Payroll employment is a key coincident indicator for the economy. As such, the second of what is likely to be a number of months of sharp declines in payroll employment suggests that the U.S. economy may have peaked in February and entered a recession in March. Overall, private payrolls lost 19.5 million jobs in April with private services losing 17.2 million and goods-producing industries losing 2.4 million. For private service-producing industries, the declines were led by a 7.7 million decrease in leisure and hospitality. Three other industries lost more than 2 million jobs each: professional and business services declined by 2.128 million with temporary help accounting for 842,000 of that total, retail lost 2.107 million workers, and health care and social-assistance industries fell by 2.087 million.

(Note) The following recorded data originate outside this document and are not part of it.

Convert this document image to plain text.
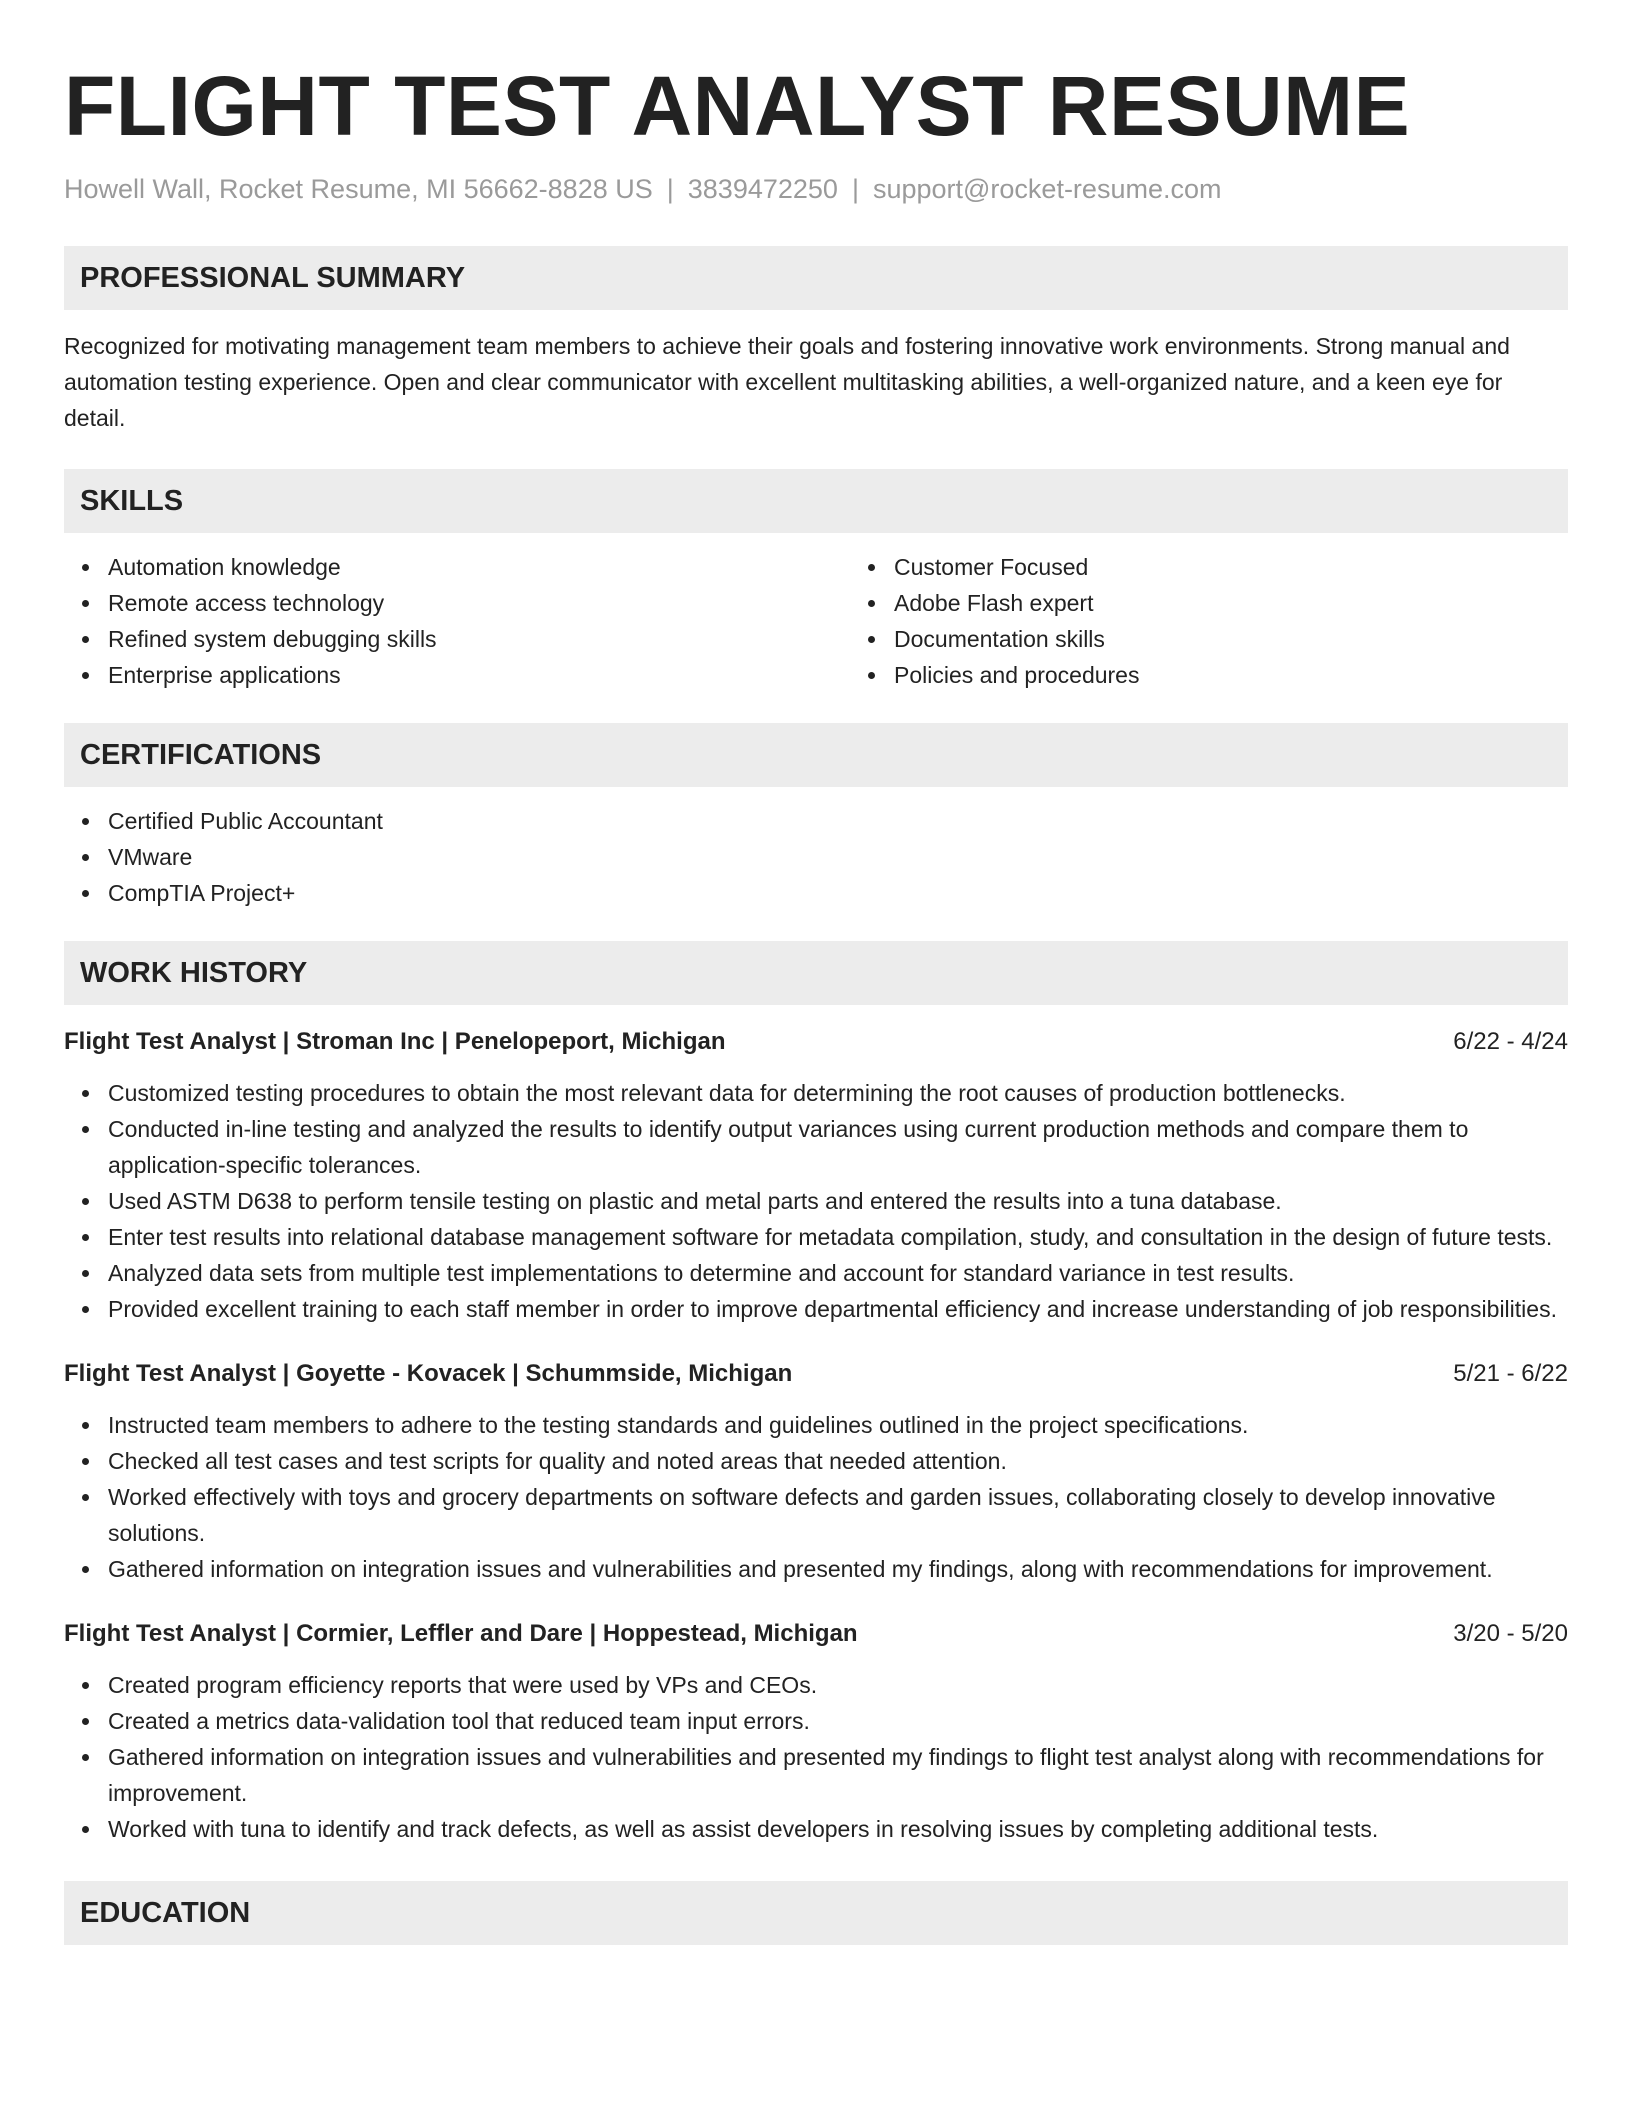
FLIGHT TEST ANALYST RESUME
Howell Wall, Rocket Resume, MI 56662-8828 US | 3839472250 | support@rocket-resume.com
PROFESSIONAL SUMMARY

Recognized for motivating management team members to achieve their goals and fostering innovative work environments. Strong manual and automation testing experience. Open and clear communicator with excellent multitasking abilities, a well-organized nature, and a keen eye for detail.

SKILLS
Automation knowledge
Remote access technology
Refined system debugging skills
Enterprise applications
Customer Focused
Adobe Flash expert
Documentation skills
Policies and procedures
CERTIFICATIONS
Certified Public Accountant
VMware
CompTIA Project+
WORK HISTORY
Flight Test Analyst | Stroman Inc | Penelopeport, Michigan	6/22 - 4/24
Customized testing procedures to obtain the most relevant data for determining the root causes of production bottlenecks.
Conducted in-line testing and analyzed the results to identify output variances using current production methods and compare them to application-specific tolerances.
Used ASTM D638 to perform tensile testing on plastic and metal parts and entered the results into a tuna database.
Enter test results into relational database management software for metadata compilation, study, and consultation in the design of future tests.
Analyzed data sets from multiple test implementations to determine and account for standard variance in test results.
Provided excellent training to each staff member in order to improve departmental efficiency and increase understanding of job responsibilities.
Flight Test Analyst | Goyette - Kovacek | Schummside, Michigan	5/21 - 6/22
Instructed team members to adhere to the testing standards and guidelines outlined in the project specifications.
Checked all test cases and test scripts for quality and noted areas that needed attention.
Worked effectively with toys and grocery departments on software defects and garden issues, collaborating closely to develop innovative solutions.
Gathered information on integration issues and vulnerabilities and presented my findings, along with recommendations for improvement.
Flight Test Analyst | Cormier, Leffler and Dare | Hoppestead, Michigan	3/20 - 5/20
Created program efficiency reports that were used by VPs and CEOs.
Created a metrics data-validation tool that reduced team input errors.
Gathered information on integration issues and vulnerabilities and presented my findings to flight test analyst along with recommendations for improvement.
Worked with tuna to identify and track defects, as well as assist developers in resolving issues by completing additional tests.
EDUCATION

Within the 2.4 million loss in good-producing industries, construction was down 975,000 jobs, durable-goods manufacturing lost 914,000, nondurable-goods manufacturing fell by 416,000, and mining and logging industries lost 50,000 jobs (see first chart).
While the magnitudes of the declines are staggering, the breadth is also shocking. Measured on a percentage basis, all of the 14 private-sector industry categories posted declines in April, with 12 of them showing a decline of at least 5 percent. By far, the worst decline was a 46.8 percent drop in leisure and hospitality. (see second chart).

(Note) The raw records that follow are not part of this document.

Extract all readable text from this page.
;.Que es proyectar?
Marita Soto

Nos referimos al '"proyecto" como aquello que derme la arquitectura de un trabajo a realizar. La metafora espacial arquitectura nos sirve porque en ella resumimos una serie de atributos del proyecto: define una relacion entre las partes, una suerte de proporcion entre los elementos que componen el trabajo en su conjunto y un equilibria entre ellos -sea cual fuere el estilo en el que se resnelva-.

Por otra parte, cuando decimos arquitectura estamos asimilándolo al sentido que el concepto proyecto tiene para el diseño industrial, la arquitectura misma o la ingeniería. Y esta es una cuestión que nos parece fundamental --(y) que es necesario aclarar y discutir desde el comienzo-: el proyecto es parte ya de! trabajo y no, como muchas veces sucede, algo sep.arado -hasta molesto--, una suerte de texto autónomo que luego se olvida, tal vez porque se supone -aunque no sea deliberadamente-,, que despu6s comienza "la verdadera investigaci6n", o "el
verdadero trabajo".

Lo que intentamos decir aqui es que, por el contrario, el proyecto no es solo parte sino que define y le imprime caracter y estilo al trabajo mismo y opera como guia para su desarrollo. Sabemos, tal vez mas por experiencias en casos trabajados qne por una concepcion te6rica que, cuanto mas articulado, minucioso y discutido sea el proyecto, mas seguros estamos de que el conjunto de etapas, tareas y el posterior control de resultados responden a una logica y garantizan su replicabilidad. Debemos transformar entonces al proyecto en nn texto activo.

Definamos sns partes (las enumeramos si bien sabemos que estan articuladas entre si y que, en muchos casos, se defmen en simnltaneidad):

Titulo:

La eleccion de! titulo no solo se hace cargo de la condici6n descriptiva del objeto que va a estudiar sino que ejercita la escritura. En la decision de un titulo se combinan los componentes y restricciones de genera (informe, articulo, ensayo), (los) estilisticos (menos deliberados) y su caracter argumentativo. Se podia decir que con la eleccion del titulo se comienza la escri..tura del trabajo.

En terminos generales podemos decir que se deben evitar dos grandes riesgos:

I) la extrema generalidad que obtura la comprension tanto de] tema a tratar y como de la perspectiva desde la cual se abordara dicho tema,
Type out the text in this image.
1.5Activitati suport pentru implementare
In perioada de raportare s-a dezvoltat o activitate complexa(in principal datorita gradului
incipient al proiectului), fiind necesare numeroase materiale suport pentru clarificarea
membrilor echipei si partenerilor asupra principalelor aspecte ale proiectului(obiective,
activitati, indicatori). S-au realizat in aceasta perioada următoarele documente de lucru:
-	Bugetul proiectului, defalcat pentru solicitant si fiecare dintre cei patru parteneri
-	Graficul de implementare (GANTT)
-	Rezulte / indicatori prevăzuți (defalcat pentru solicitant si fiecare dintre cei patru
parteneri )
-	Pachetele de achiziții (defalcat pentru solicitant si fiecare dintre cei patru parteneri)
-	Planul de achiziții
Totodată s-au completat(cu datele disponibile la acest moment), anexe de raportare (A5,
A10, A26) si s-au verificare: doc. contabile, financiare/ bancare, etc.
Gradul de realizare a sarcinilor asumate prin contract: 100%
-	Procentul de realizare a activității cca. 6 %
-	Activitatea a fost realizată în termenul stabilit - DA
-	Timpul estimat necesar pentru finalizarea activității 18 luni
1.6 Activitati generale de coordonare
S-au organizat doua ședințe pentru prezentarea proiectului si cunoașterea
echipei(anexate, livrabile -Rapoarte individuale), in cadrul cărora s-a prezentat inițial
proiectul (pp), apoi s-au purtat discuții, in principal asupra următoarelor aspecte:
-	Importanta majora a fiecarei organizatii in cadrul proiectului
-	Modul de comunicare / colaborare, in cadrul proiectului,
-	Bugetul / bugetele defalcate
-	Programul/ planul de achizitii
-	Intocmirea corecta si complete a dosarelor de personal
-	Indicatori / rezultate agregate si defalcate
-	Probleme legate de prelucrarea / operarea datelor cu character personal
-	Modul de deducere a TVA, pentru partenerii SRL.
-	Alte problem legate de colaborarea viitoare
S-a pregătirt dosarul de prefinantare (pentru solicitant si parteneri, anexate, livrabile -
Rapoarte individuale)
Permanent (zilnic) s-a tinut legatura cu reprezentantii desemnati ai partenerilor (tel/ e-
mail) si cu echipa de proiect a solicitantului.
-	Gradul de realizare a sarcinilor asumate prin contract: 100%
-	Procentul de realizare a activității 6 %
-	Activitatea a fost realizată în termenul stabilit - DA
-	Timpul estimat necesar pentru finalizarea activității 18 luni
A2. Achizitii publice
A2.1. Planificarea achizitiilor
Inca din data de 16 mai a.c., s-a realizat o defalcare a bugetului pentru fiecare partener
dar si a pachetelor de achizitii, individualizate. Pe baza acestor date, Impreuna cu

The unemployment rate surged to 14.7 percent while the participation rate sank to 60.2 percent. That officially reported 14.7 percent rate was the highest in modern records back to 1950, with the previous peak being 10.7 percent in November 1982 (see third chart). Though data collection was much less reliable, the unemployment rate following the Great Depression was estimated to have peaked at 25 percent in 1933. The Bureau of Labor Statistics also noted that the technical issues with this report likely underestimated the unemployment rate by about 5 percentage points, meaning the actual rate was nearly 20 percent. The officially reported underemployed and unemployed rate, referred to as the U-6 rate, hit 22.8 percent in April (see third chart).
Average hourly earnings soared but these numbers are distorted due to the skewing of job losses towards lower paid workers. Average hourly earnings rose 4.7 percent for the month putting the yearly gain at 7.9 percent. Combining payrolls with hourly earnings and hours worked, the index of aggregate weekly payrolls fell 10.9 percent in April and is off 8.3 percent from a year ago.
The disastrous jobs report for April combined with the record-shattering initial claims for the final two weeks of April make the probability of a recession a near certainty. Now the focus turns to monitoring the depth and duration of the recession. Much of that will depend on the progression of the COVID-19 outbreak, the ability of the medical and scientific community to find a cure and prevention, and the policies of the government to deal with the outbreak and mitigate the damage to the economy.